A corresponding dataset configuration, i.e., smoking_challenge
in the n2c2_datasets.py
module allows for the creation
of the task Dataset. As a first step data are organized in labeled train/test sentences through the create_task_datasets.py
script.
Run:
python -m create_task_datasets name_challenge raw challenge_folder
(e.g., challenge_folder=2006_smoking_status) or to create the task dataset for the non-redundant notes (raw);
python -m create_task_datasets name_challenge synthetic challenge_folder
(e.g., challenge_folder=2006_smoking_status) to create the task datasets from the synthetic notes.
To prepare the DatasetDict for the newly pretrained ClinicalBert fine-tuning run:
sh create_finetuning.sh
For the fine-tuning step:
sh note_classification.sh
[1] Uzuner, Ö., Goldstein, I., Luo, Y., & Kohane, I. (2008). Identifying patient smoking status from medical discharge records. Journal of the American Medical Informatics Association, 15(1), 14-24.
[2] Uzuner, Ö. (2009). Recognizing obesity and comorbidities in sparse data. Journal of the American Medical Informatics Association, 16(4), 561-570.
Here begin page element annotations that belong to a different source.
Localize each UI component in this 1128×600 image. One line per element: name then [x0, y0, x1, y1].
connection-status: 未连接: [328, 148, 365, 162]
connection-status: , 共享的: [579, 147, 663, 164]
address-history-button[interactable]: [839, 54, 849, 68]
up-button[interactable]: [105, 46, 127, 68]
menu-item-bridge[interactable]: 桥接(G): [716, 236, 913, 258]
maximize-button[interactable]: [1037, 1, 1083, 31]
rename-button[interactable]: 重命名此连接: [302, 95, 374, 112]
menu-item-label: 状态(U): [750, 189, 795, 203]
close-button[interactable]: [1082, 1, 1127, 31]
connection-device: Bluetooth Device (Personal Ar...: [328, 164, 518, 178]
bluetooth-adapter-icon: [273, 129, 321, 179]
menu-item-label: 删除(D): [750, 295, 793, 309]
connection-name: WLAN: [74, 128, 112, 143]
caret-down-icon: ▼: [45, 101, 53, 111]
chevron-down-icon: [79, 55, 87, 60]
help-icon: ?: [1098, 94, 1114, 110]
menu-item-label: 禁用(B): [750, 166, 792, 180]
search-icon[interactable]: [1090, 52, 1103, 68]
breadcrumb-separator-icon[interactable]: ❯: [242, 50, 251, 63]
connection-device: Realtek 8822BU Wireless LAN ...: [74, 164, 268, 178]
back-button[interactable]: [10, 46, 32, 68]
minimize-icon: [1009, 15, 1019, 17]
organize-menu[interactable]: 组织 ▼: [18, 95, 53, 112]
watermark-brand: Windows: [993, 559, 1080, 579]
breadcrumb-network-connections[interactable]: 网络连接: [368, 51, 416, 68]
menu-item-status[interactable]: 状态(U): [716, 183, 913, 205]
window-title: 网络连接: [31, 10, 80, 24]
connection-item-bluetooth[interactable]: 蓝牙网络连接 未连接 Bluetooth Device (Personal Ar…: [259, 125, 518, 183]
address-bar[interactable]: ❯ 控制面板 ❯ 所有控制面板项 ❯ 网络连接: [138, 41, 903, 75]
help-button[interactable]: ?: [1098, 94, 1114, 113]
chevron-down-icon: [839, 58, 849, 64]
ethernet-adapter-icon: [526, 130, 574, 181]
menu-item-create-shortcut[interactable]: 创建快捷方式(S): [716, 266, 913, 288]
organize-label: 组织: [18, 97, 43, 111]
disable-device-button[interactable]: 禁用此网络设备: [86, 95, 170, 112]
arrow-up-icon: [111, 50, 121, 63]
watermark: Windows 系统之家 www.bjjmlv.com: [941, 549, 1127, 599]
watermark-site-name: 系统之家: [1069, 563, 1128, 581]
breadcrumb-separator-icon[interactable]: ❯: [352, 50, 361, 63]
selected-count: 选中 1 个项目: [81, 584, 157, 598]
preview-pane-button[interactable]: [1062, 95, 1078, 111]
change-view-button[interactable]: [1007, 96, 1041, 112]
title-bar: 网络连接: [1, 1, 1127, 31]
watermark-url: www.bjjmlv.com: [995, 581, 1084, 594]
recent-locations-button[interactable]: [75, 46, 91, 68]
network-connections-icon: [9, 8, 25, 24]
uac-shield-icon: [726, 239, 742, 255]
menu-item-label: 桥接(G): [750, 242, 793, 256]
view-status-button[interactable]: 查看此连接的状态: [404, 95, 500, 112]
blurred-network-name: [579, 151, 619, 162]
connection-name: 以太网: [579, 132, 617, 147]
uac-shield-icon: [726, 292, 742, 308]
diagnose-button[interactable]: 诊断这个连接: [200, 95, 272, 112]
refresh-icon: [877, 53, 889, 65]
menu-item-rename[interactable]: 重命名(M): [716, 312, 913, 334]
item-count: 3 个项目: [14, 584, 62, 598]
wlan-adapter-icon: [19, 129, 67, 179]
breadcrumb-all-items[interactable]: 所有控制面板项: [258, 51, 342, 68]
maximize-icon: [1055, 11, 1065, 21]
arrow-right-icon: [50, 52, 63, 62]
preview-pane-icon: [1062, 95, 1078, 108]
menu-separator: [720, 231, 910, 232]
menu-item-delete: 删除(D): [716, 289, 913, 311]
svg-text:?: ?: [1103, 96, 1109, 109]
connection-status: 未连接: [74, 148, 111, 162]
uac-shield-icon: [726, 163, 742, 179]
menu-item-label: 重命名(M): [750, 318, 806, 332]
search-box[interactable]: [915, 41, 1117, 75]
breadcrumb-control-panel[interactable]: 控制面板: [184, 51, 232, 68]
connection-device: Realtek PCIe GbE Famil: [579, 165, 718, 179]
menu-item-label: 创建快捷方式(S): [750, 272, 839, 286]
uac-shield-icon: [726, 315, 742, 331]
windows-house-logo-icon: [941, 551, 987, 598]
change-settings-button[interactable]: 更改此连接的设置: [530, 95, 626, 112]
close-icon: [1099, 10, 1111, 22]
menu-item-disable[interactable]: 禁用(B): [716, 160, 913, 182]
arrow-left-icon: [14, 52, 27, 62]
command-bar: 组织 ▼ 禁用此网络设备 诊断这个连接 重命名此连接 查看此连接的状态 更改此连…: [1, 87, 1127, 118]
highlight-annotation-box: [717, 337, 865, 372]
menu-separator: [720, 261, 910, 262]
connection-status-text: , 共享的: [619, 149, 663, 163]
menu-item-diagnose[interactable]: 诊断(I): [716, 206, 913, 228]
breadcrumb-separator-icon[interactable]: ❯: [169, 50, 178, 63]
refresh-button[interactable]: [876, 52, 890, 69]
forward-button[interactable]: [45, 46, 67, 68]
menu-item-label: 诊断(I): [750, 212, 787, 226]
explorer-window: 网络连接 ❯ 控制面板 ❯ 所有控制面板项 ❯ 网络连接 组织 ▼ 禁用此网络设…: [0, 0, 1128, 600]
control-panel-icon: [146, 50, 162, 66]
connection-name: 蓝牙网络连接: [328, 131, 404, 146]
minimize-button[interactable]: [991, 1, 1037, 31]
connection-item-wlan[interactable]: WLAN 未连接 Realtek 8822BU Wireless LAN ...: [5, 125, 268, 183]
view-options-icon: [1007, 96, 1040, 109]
[3] Uzuner, Ö., Solti, I., & Cadag, E. (2010). Extracting medication information from clinical text. Journal of the American Medical Informatics Association, 17(5), 514-518.
[4] Uzuner, Ö., South, B. R., Shen, S., & DuVall, S. L. (2011). 2010 i2b2/VA challenge on concepts, assertions, and relations in clinical text. Journal of the American Medical Informatics Association, 18(5), 552-556.
[5] Uzuner, O., Bodnari, A., Shen, S., Forbush, T., Pestian, J., & South, B. R. (2012). Evaluating the state of the art in coreference resolution for electronic medical records. Journal of the American Medical Informatics Association, 19(5), 786-791.
[6] Sun, W., Rumshisky, A., & Uzuner, O. (2013). Evaluating temporal relations in clinical text: 2012 i2b2 Challenge. Journal of the American Medical Informatics Association, 20(5), 806-813.
[7] Kumar, V., Stubbs, A., Shaw, S., & Uzuner, Ö. (2015). Creation of a new longitudinal corpus of clinical narratives. Journal of biomedical informatics, 58, S6-S10.
[8] Stubbs, A., Filannino, M., Soysal, E., Henry, S., & Uzuner, Ö. (2019). Cohort selection for clinical trials: n2c2 2018 shared task track 1. Journal of the American Medical Informatics Association, 26(11), 1163-1171.
[9] Henry, S., Buchan, K., Filannino, M., Stubbs, A., & Uzuner, O. (2020). 2018 n2c2 shared task on adverse drug events and medication extraction in electronic health records. Journal of the American Medical Informatics Association, 27(1), 3-12.